2. Fit a Drift into a Slot
Once the crankshaft pulley has been exposed, you may now insert a 5/16” extension drift and bump it against the body of the oil pump. Doing this step will stop it from moving when you try to roll the engine backward.
3. Apply Force
Once you have everything set up correctly, you need to support the drift a little bit, as well as the breaker bar. Apply force into it, and it should come right off. However, you might notice that it would not move that easily. The reason is that the drift is still in its place, preventing you from taking the crankshaft pulley completely.

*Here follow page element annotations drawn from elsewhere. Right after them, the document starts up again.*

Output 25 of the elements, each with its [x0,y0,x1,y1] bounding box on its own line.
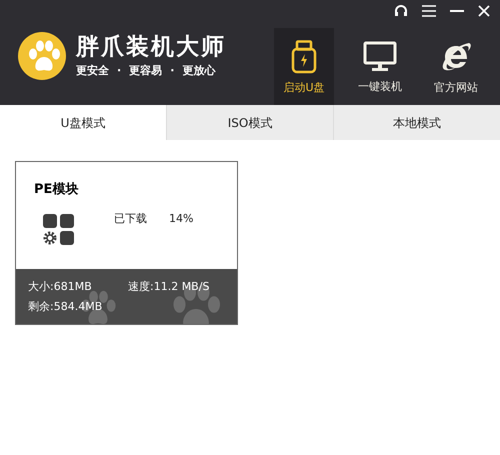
slogan-text: · [170,64,174,76]
remaining-text: 剩余:584.4MB [28,300,102,312]
slogan-text: 更容易 [129,64,162,76]
nav-button[interactable]: 一键装机 [350,28,410,105]
mode-tab[interactable]: ISO模式 [166,105,333,140]
size-text: 大小:681MB [28,279,93,295]
menu-icon[interactable] [422,5,436,17]
close-icon[interactable] [478,5,490,17]
module-settings-icon [43,214,74,245]
slogan-text: 更安全 [76,64,109,76]
support-icon[interactable] [394,4,408,18]
slogan-text: · [117,64,122,76]
minimize-icon[interactable] [450,10,464,12]
monitor-icon [363,41,397,73]
paw-logo-icon [18,32,66,80]
slogan-text: 更放心 [182,64,216,76]
speed-text: 速度:11.2 MB/S [128,279,210,295]
nav-button[interactable]: 官方网站 [426,28,486,105]
app-title: 胖爪装机大师 [76,36,226,58]
nav-button[interactable]: 启动U盘 [274,28,334,105]
usb-drive-icon [291,40,317,74]
download-status: 已下载 [114,211,147,227]
mode-tab[interactable]: 本地模式 [333,105,500,140]
module-title: PE模块 [34,182,78,197]
download-percent: 14% [169,211,194,227]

4. Remove the Crankshaft Pulley
Once you get the nut loosened up, just back it and grab your drift out of there and then unscrew your crankshaft pulley bolt.
If you want to see a video on how to do these methods properly, click on the video link found below:
- When you can’t get the crankshaft pulley by hand, you may use a pulley puller. Just put the two bolts into the crankshaft pulley’s threaded holes and then crank down the main bolt, and then it forces the crankshaft pulley right off the crankshaft.
- When you mess up the dust seal, you need to straighten it out before you put it back in. If you don’t, the deformed edge will just hit the outside part of the oil pump body, and it will make a metal-on-metal annoying sound. This might scare you when you fire the truck up for the first time.
- You may also use a rubber hammer to put the crankshaft pulley back in. Once you have set it up, you can just shove it back in.
- When removing the bolt with a wrench, make sure it is set up properly. Otherwise, the engine will just tighten the bolt, which can lead to it snapping off.
Now that you have finished reading this post, we hope that you will be able to do this task by yourself. Always remember that you take proper caution when doing these steps, as you may accidentally mess up some parts of the engine. If you are not confident enough to do this, you may always ask a mechanic or a car care professional to do this for you.